First presented at the Irfan Colloquia Session #9
Bahá'í National Center: Wilmette, Illinois, USA
March 29 – April 1, 1996
(see list of papers from #9)


    Any worthwhile and comprehensive study of natural phenomena inherently involves or leads to a study of the observer himself and of a fundamental, relativistic, and all-encompassing reality. An aspect of our natural desire to explore and discover, science is a response to the human need to understand ourselves, our origin, our purpose and place in the universe. Arising from the same impulse as humanity's love for God and the recognition of spiritual principles, humanity's intellectual passion for unraveling the intricate mysteries of the phenomenal universe is an immutable expression of our desire for ever more clearly apprehending our own identity and our relationship to the world and its Creator.

    As a result, however, of the unprecedented achievements of contemporary research, humanity has outgrown the ancient religious cosmological models of the universe, and science and religion have become alienated. Since the ancient spiritual cosmologies were expressed in a metaphorical language based on world views now thousands of years out of date, their parables are now regarded as antiquated and unscientific, and their symbolic meaning is usually lost. The advent of scientific cosmology has thus had a profound effect on the vitality and influence of traditional and religious cosmologies and the cohesive function and sense of purpose they have always imparted.

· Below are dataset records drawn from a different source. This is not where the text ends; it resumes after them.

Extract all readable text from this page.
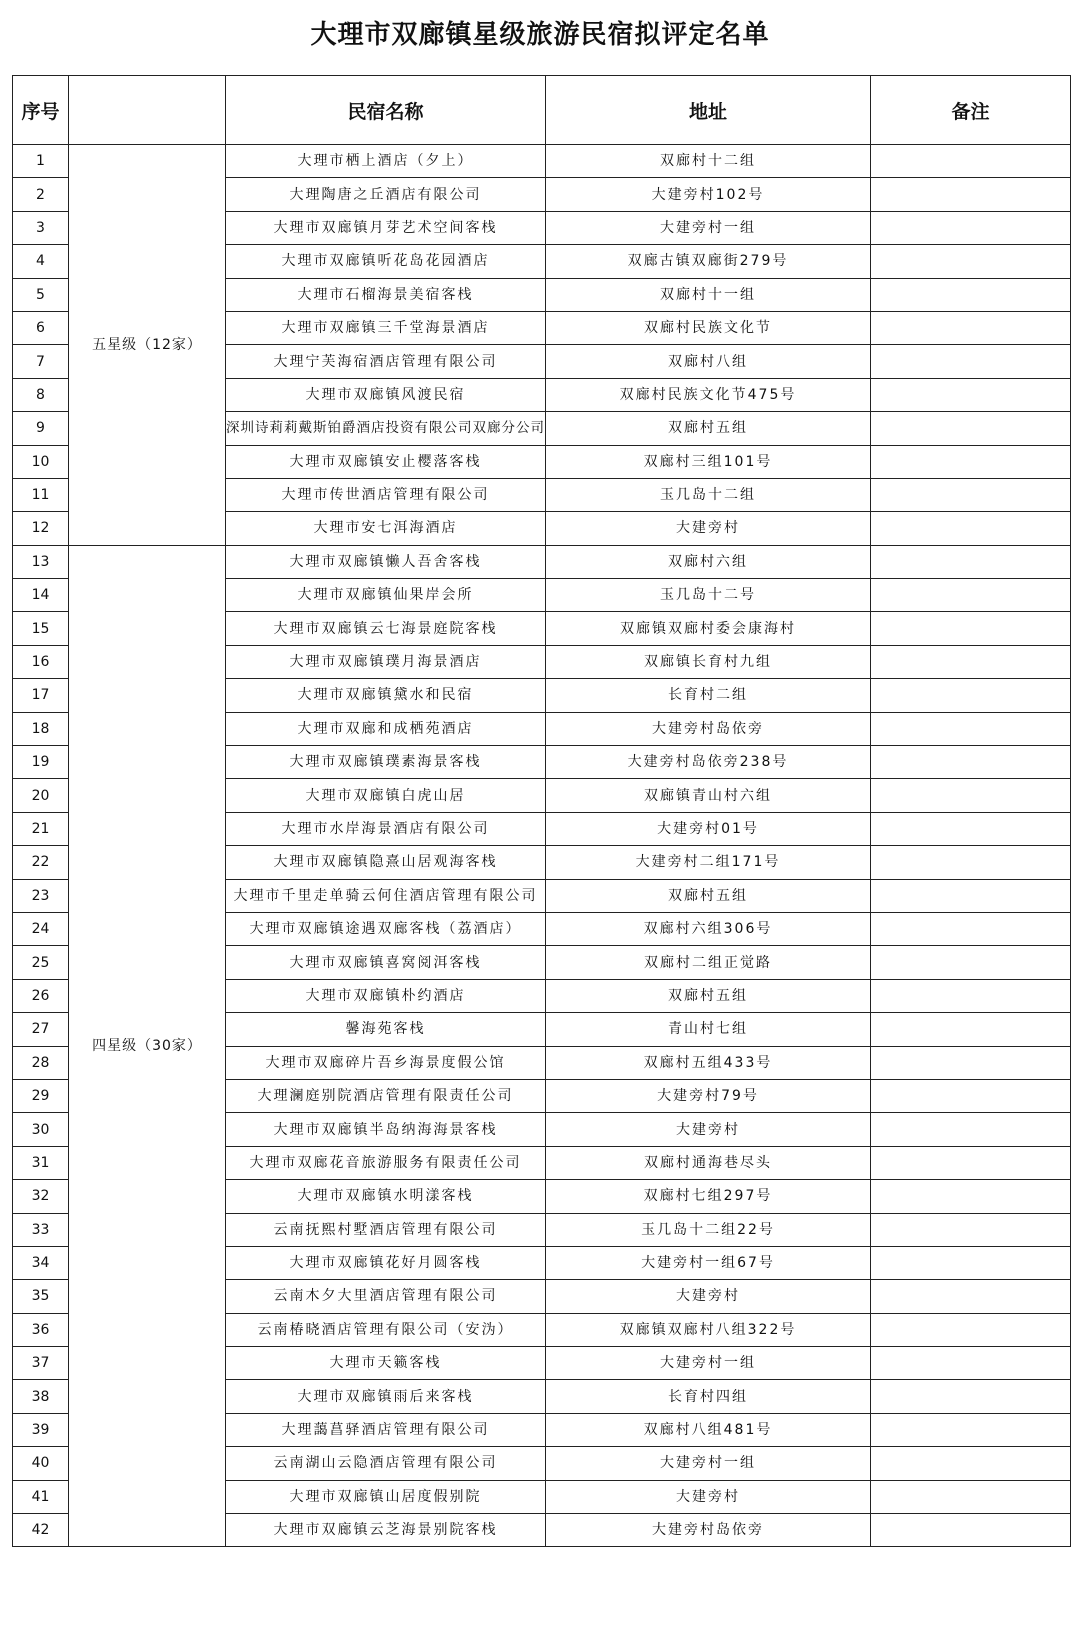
大理市双廊镇星级旅游民宿拟评定名单
序号		民宿名称	地址	备注
1	五星级（12家）	大理市栖上酒店（夕上）	双廊村十二组	
2		大理陶唐之丘酒店有限公司	大建旁村102号	
3		大理市双廊镇月芽艺术空间客栈	大建旁村一组	
4		大理市双廊镇听花岛花园酒店	双廊古镇双廊街279号	
5		大理市石榴海景美宿客栈	双廊村十一组	
6		大理市双廊镇三千堂海景酒店	双廊村民族文化节	
7		大理宁芙海宿酒店管理有限公司	双廊村八组	
8		大理市双廊镇风渡民宿	双廊村民族文化节475号	
9		深圳诗莉莉戴斯铂爵酒店投资有限公司双廊分公司	双廊村五组	
10		大理市双廊镇安止樱落客栈	双廊村三组101号	
11		大理市传世酒店管理有限公司	玉几岛十二组	
12		大理市安七洱海酒店	大建旁村	
13	四星级（30家）	大理市双廊镇懒人吾舍客栈	双廊村六组	
14		大理市双廊镇仙果岸会所	玉几岛十二号	
15		大理市双廊镇云七海景庭院客栈	双廊镇双廊村委会康海村	
16		大理市双廊镇璞月海景酒店	双廊镇长育村九组	
17		大理市双廊镇黛水和民宿	长育村二组	
18		大理市双廊和成栖苑酒店	大建旁村岛依旁	
19		大理市双廊镇璞素海景客栈	大建旁村岛依旁238号	
20		大理市双廊镇白虎山居	双廊镇青山村六组	
21		大理市水岸海景酒店有限公司	大建旁村01号	
22		大理市双廊镇隐熹山居观海客栈	大建旁村二组171号	
23		大理市千里走单骑云何住酒店管理有限公司	双廊村五组	
24		大理市双廊镇途遇双廊客栈（荔酒店）	双廊村六组306号	
25		大理市双廊镇喜窝阅洱客栈	双廊村二组正觉路	
26		大理市双廊镇朴约酒店	双廊村五组	
27		馨海苑客栈	青山村七组	
28		大理市双廊碎片吾乡海景度假公馆	双廊村五组433号	
29		大理澜庭别院酒店管理有限责任公司	大建旁村79号	
30		大理市双廊镇半岛纳海海景客栈	大建旁村	
31		大理市双廊花音旅游服务有限责任公司	双廊村通海巷尽头	
32		大理市双廊镇水明漾客栈	双廊村七组297号	
33		云南抚熙村墅酒店管理有限公司	玉几岛十二组22号	
34		大理市双廊镇花好月圆客栈	大建旁村一组67号	
35		云南木夕大里酒店管理有限公司	大建旁村	
36		云南椿晓酒店管理有限公司（安沩）	双廊镇双廊村八组322号	
37		大理市天籁客栈	大建旁村一组	
38		大理市双廊镇雨后来客栈	长育村四组	
39		大理藹菖驿酒店管理有限公司	双廊村八组481号	
40		云南湖山云隐酒店管理有限公司	大建旁村一组	
41		大理市双廊镇山居度假别院	大建旁村	
42		大理市双廊镇云芝海景别院客栈	大建旁村岛依旁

    For centuries, the natural continuity of spiritual and scientific inquiry has remained irreparably fragmented in the absence of a cosmological model by which they may be rationally justified, mutually fostered, and ideologically reunited. Such an indispensable cosmological model, periodically renewed and updated throughout the history of civilization by successive divine religions, has been the primary means by which humanity has understood its own identity, its relationship to the universe, and the essential purpose for its appearance in the world.

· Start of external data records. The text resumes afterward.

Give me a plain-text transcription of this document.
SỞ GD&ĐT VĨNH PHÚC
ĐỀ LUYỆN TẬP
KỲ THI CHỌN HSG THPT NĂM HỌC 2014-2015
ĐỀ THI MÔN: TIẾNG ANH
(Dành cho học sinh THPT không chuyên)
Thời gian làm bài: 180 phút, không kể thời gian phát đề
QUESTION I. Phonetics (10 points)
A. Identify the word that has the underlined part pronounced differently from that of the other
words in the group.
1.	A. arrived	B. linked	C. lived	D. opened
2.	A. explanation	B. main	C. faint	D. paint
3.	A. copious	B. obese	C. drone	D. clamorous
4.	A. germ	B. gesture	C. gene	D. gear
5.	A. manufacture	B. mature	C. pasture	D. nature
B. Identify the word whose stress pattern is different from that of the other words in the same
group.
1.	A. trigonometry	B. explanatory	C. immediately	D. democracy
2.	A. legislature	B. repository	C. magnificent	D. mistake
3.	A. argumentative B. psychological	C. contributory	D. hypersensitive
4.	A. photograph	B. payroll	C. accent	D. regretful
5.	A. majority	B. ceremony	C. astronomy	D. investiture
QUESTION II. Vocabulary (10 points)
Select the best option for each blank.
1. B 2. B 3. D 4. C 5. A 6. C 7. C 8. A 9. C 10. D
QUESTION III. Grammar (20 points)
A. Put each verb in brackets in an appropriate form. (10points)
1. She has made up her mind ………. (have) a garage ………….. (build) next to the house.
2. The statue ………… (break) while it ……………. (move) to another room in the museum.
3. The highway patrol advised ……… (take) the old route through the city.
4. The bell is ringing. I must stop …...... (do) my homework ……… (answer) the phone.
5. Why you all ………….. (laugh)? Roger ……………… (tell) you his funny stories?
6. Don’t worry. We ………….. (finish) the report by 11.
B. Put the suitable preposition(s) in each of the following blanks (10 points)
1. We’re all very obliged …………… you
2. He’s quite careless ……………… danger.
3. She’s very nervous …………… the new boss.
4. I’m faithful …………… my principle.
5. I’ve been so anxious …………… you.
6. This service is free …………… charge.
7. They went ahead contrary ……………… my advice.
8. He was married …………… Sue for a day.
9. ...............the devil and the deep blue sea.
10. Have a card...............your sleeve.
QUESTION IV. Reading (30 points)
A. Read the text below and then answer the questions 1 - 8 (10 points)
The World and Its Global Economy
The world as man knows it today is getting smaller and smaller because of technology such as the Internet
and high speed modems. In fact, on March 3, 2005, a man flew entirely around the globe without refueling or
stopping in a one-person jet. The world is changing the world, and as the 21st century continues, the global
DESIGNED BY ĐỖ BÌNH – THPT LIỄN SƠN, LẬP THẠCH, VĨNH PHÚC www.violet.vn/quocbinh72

    Though as yet undiscovered by the scientific community, the practical cosmological foundation for relating the science of phenomena to the study of humanity and divinity has once again been revealed through the revelation of Bahá'u'lláh. Prominent in the Bahá'í teachings are profound insights into the nature and essential continuity of human consciousness, the spiritual dynamics of scientific research, and the nature of physical phenomena.

    The Bahá'í scriptures tell us that the transformation world civilization is destined to undergo for the new world order to be established is indeed cosmological in scope and more fundamental than we can now adequately appreciate. It requires a totally new way of perceiving and understanding the universe and humanity. Without fostering progressive insights into this fundamentally new heaven and new earth, progress toward the new order cannot be expected.

    An excellent place to start is by gaining a clearer apprehension of the cosmological elements of the Bahá'í scriptures that can help put into perspective the emerging Bahá'í cosmology so vitally important to the progress, wise application, and understanding of science and technology, and an integrated conception of the universe in which humanity has been created and through which we may discover those mysteries of divinity placed in nature by Providence for our enlightenment.